Research Unit, Hospital Universitario La Paz-FIBHULP, Madrid, Spain.
Nephrol Dial Transplant. 2011 Sep;26(9):2995-3005. doi: 10.1093/ndt/gfq771. Epub 2011 Feb 15.
Depending on the cytokine microenvironment, macrophages (Mϕ) can adopt a proinflammatory (M1) or a profibrotic (M2) phenotype characterized by the expression of cell surface proteins such as CD206 and CD163 and soluble factors such as CC chemokine ligand 18 (CCL18). A key role for Mϕ in fibrosis has been observed in diverse organ settings. We studied the Mϕ population in a human model of peritoneal dialysis in which continuous stress due to dialysis fluids and recurrent peritonitis represent a risk for peritoneal membrane dysfunction reflected as ultrafiltration failure (UFF) and peritoneal fibrosis.
We used flow cytometry and quantitative reverse transcription-polymerase chain reaction to analyse the phenotype of peritoneal effluent Mϕ and tested their ability to stimulate the proliferation of human fibroblasts. Mϕ from non-infected patients were compared with those from patients with active peritonitis. Cytokine production was evaluated by enzyme-linked immunosorbent assay (ELISA) in spent dialysates and cell culture supernatants.

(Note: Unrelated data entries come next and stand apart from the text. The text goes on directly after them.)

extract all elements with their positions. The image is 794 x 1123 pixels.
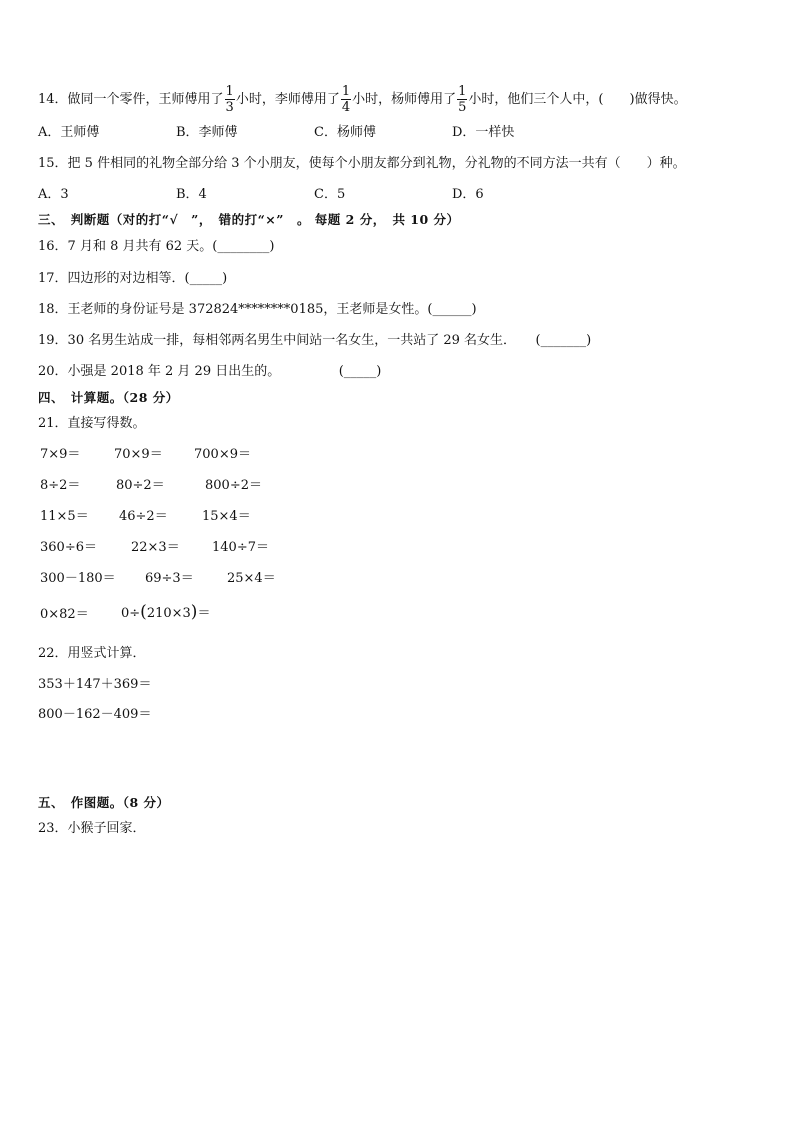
calc-item: 300－180＝ bbox=[40, 571, 116, 586]
calc-item: 0×82＝ bbox=[40, 607, 89, 622]
calc-item: 80÷2＝ bbox=[116, 478, 165, 493]
vertical-calc-item: 800－162－409＝ bbox=[38, 707, 152, 722]
vertical-calc-item: 353＋147＋369＝ bbox=[38, 677, 152, 692]
question-23: 23．小猴子回家． bbox=[38, 821, 146, 836]
q14-option-d: D．一样快 bbox=[452, 125, 515, 140]
section-3-heading: 三、 判断题（对的打“√ ”， 错的打“×” 。 每题 2 分， 共 10 分） bbox=[38, 212, 460, 227]
question-15: 15．把 5 件相同的礼物全部分给 3 个小朋友，使每个小朋友都分到礼物，分礼物的不同方法一共有（ ）种。 bbox=[38, 156, 686, 171]
q14-prefix: 14．做同一个零件，王师傅用了 bbox=[38, 92, 224, 107]
question-21-title: 21．直接写得数。 bbox=[38, 416, 146, 431]
q15-option-b: B．4 bbox=[176, 187, 207, 202]
question-14 bbox=[38, 82, 687, 118]
calc-item-parenthesized: 0÷(210×3)＝ bbox=[121, 602, 211, 622]
q15-option-d: D．6 bbox=[452, 187, 484, 202]
question-20: 20．小强是 2018 年 2 月 29 日出生的。 (_____) bbox=[38, 364, 382, 379]
fraction-one-third: $\frac{1}{3}$ bbox=[225, 83, 234, 115]
calc-item: 69÷3＝ bbox=[145, 571, 194, 586]
q14-option-a: A．王师傅 bbox=[38, 125, 100, 140]
calc-item: 8÷2＝ bbox=[40, 478, 81, 493]
calc-item: 800÷2＝ bbox=[205, 478, 262, 493]
question-22-title: 22．用竖式计算． bbox=[38, 646, 146, 661]
calc-item: 140÷7＝ bbox=[212, 540, 269, 555]
q14-option-c: C．杨师傅 bbox=[314, 125, 376, 140]
q14-suffix: 小时，他们三个人中，( )做得快。 bbox=[468, 92, 687, 107]
left-paren: ( bbox=[140, 602, 147, 622]
fraction-one-fourth: $\frac{1}{4}$ bbox=[341, 83, 351, 115]
calc-item: 360÷6＝ bbox=[40, 540, 97, 555]
calc-item: 46÷2＝ bbox=[119, 509, 168, 524]
fraction-one-fifth: $\frac{1}{5}$ bbox=[458, 83, 467, 115]
question-17: 17．四边形的对边相等．(_____) bbox=[38, 271, 228, 286]
q15-option-c: C．5 bbox=[314, 187, 346, 202]
calc-item: 7×9＝ bbox=[40, 447, 81, 462]
question-16: 16．7 月和 8 月共有 62 天。(________) bbox=[38, 239, 275, 254]
calc-item: 22×3＝ bbox=[131, 540, 180, 555]
calc-item: 25×4＝ bbox=[227, 571, 276, 586]
section-5-heading: 五、 作图题。（8 分） bbox=[38, 795, 170, 810]
calc-item: 70×9＝ bbox=[114, 447, 163, 462]
question-18: 18．王老师的身份证号是 372824********0185，王老师是女性。(______) bbox=[38, 302, 477, 317]
q15-option-a: A．3 bbox=[38, 187, 69, 202]
q14-mid1: 小时，李师傅用了 bbox=[235, 92, 340, 107]
section-4-heading: 四、 计算题。（28 分） bbox=[38, 390, 179, 405]
calc-item: 11×5＝ bbox=[40, 509, 89, 524]
q14-mid2: 小时，杨师傅用了 bbox=[352, 92, 457, 107]
question-19: 19．30 名男生站成一排，每相邻两名男生中间站一名女生，一共站了 29 名女生． (_______) bbox=[38, 333, 592, 348]
calc-item: 700×9＝ bbox=[194, 447, 251, 462]
q14-option-b: B．李师傅 bbox=[176, 125, 238, 140]
calc-item: 15×4＝ bbox=[202, 509, 251, 524]
right-paren: ) bbox=[190, 602, 198, 622]
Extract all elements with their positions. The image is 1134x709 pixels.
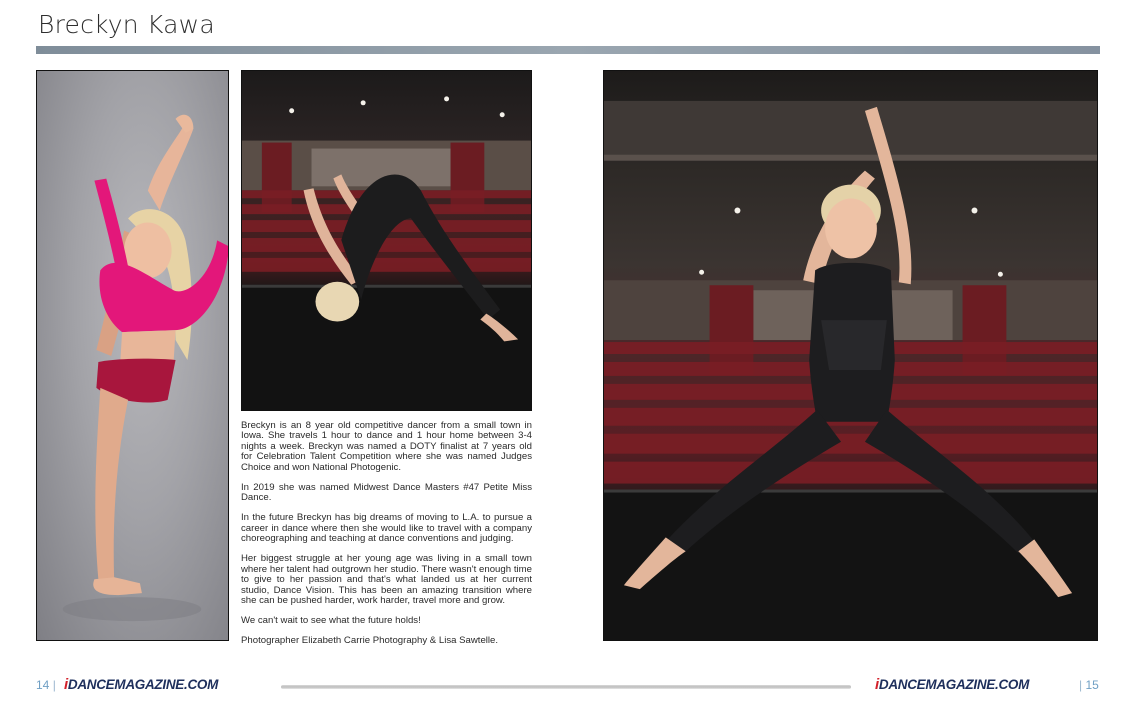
photo-stage-bridge <box>241 70 532 411</box>
logo-i: i <box>875 676 879 693</box>
logo-magazine: MAGAZINE <box>925 677 995 692</box>
logo-com: .COM <box>184 677 219 692</box>
article-body <box>241 421 532 657</box>
stage-scene-1 <box>242 71 531 410</box>
photo-standing-split <box>36 70 229 641</box>
photo-credit: Photographer Elizabeth Carrie Photography & Lisa Sawtelle. <box>241 635 499 647</box>
stage-scene-2 <box>604 71 1097 640</box>
footer-divider <box>281 685 851 689</box>
page-number-separator: | <box>1079 678 1083 692</box>
logo-magazine: MAGAZINE <box>114 677 184 692</box>
magazine-logo-left[interactable] <box>64 676 218 693</box>
article-paragraph: Her biggest struggle at her young age was living in a small town where her talent had outgrown her studio. There wasn't enough time to give to her passion and that's what landed us at her current studio, Dance Vision. This has been an amazing transition where she can be pushed harder, work harder, travel more and grow. <box>241 553 532 607</box>
page-number-separator: | <box>52 678 56 692</box>
photo-stage-wide-stance <box>603 70 1098 641</box>
page-number-14: 14 <box>36 678 50 692</box>
magazine-logo-right[interactable] <box>875 676 1029 693</box>
logo-dance: DANCE <box>67 677 115 692</box>
logo-com: .COM <box>995 677 1030 692</box>
article-paragraph: In the future Breckyn has big dreams of moving to L.A. to pursue a career in dance where then she would like to travel with a company choreographing and teaching at dance conventions and judging. <box>241 512 532 545</box>
right-page-number <box>1079 678 1099 692</box>
article-paragraph: We can't wait to see what the future holds! <box>241 615 421 627</box>
page-title: Breckyn Kawa <box>38 10 215 39</box>
article-paragraph: Breckyn is an 8 year old competitive dancer from a small town in Iowa. She travels 1 hour to dance and 1 hour home between 3-4 nights a week. Breckyn was named a DOTY finalist at 7 years old for Celebration Talent Competition where she was named Judges Choice and won National Photogenic. <box>241 420 532 473</box>
article-paragraph: In 2019 she was named Midwest Dance Masters #47 Petite Miss Dance. <box>241 481 532 504</box>
dancer-pink-figure <box>37 71 228 640</box>
page-number-15: 15 <box>1085 678 1099 692</box>
title-divider <box>36 46 1100 54</box>
logo-dance: DANCE <box>878 677 926 692</box>
left-page-number <box>36 678 56 692</box>
logo-i: i <box>64 676 68 693</box>
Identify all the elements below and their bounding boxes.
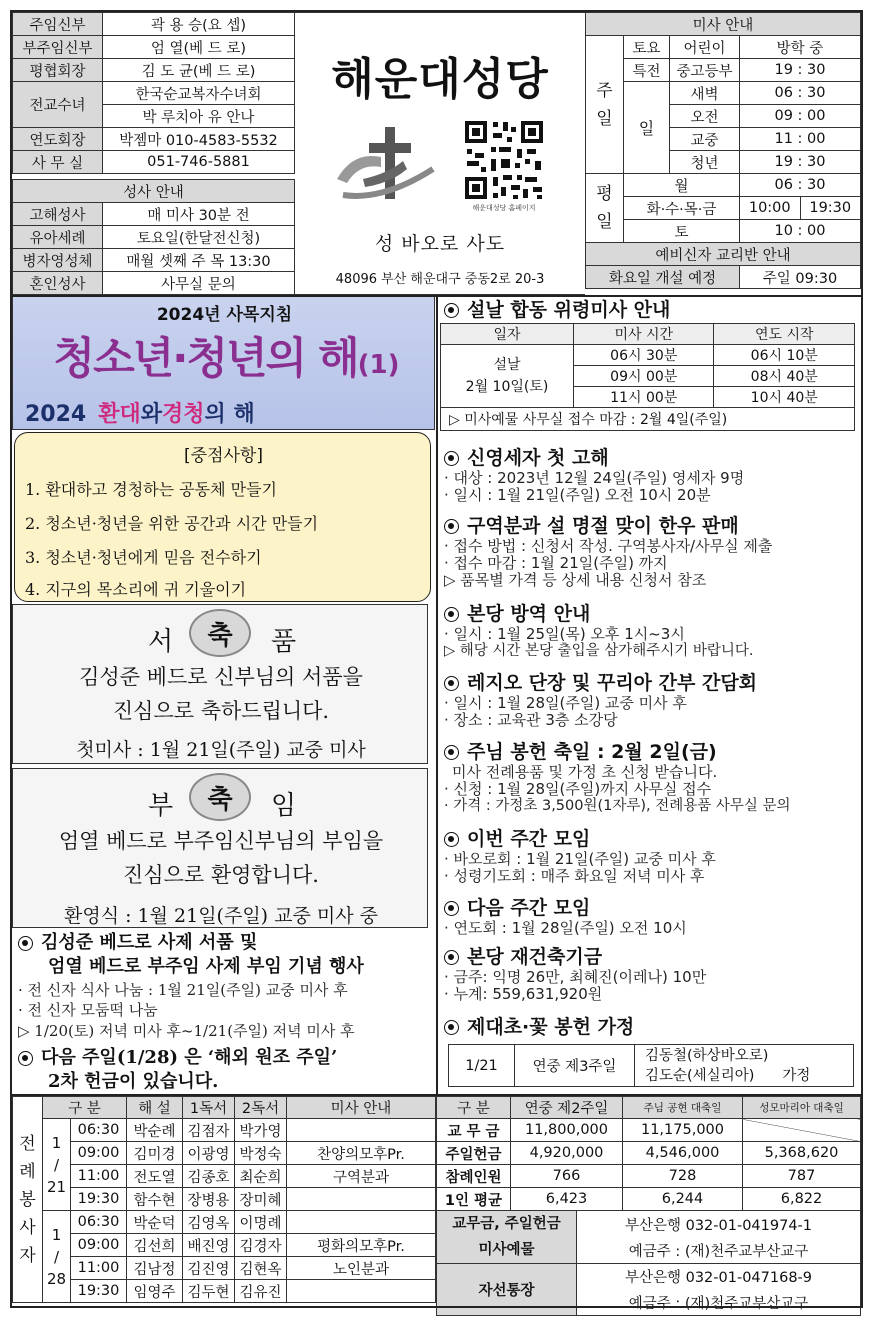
servers-side: 봉: [19, 1189, 36, 1210]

CD206(+) and CD163(+) M2 were found within peritoneal effluents by flow cytometry analysis, with increased frequencies of CD163(+) cells during peritonitis (P = 0.003). TGFB1, MMP9 and CCL18 messenger RNA (mRNA) levels in peritoneal macrophages (pMϕ) were similar to those found in M2 cells differentiated in vitro. The ability of pMϕ to stimulate fibroblast proliferation correlated with CCL18 mRNA levels (r = 0.924, P = 0.016). CCL18 production by pMϕ was confirmed by immunostaining of cytospin samples and ELISA. Moreover, CCL18 effluent concentrations correlated with decreased peritoneal function, which was evaluated as dialysate to plasma ratio of creatinine (r = 0.724, P < 0.0001), and were significantly higher in patients with UFF (P = 0.0025) and in those who later developed sclerosing peritonitis (P = 0.024).
M2 may participate in human peritoneal fibrosis through the stimulation of fibroblast cell growth and CCL18 production as high concentrations of CCL18 are associated with functional deficiency and fibrosis of the peritoneal membrane.
根据细胞因子微环境的不同,巨噬细胞(Mϕ)可以表现出促炎(M1)或促纤维化(M2)表型,其特征是细胞表面蛋白如 CD206 和 CD163 的表达以及趋化因子 CC 配体 18(CCL18)等可溶性因子的表达。在多种器官中观察到 Mϕ 在纤维化中起着关键作用。我们在腹膜透析的人类模型中研究了 Mϕ 群体,在该模型中,由于透析液的持续压力和复发性腹膜炎,腹膜功能障碍表现为超滤衰竭(UFF)和腹膜纤维化的风险增加。
我们使用流式细胞术和定量逆转录聚合酶链反应分析腹膜灌流液中 Mϕ 的表型,并测试它们刺激人成纤维细胞增殖的能力。将非感染患者的 Mϕ 与患有活动性腹膜炎的患者的 Mϕ 进行比较。通过酶联免疫吸附试验(ELISA)在耗竭的透析液和细胞培养上清液中评估细胞因子的产生。
通过流式细胞术分析在腹膜灌流液中发现 CD206(+)和 CD163(+)M2,在腹膜炎期间 CD163(+)细胞的频率增加(P = 0.003)。腹膜巨噬细胞(pMϕ)中的 TGFB1、MMP9 和 CCL18 信使 RNA(mRNA)水平与体外分化的 M2 细胞相似。pMϕ 刺激成纤维细胞增殖的能力与 CCL18 mRNA 水平相关(r = 0.924,P = 0.016)。通过免疫细胞化学染色和 ELISA 对 pMϕ 分泌的 CCL18 进行了验证。此外,CCL18 流出浓度与腹膜功能下降相关,以肌酐的透析液到血浆比(r = 0.724,P < 0.0001)评估,在 UFF 患者(P = 0.0025)和随后发生硬化性腹膜炎的患者(P = 0.024)中明显更高。
M2 可能通过刺激成纤维细胞的生长和 CCL18 的产生而参与人类腹膜纤维化,因为 CCL18 的高浓度与腹膜功能障碍和腹膜纤维化有关。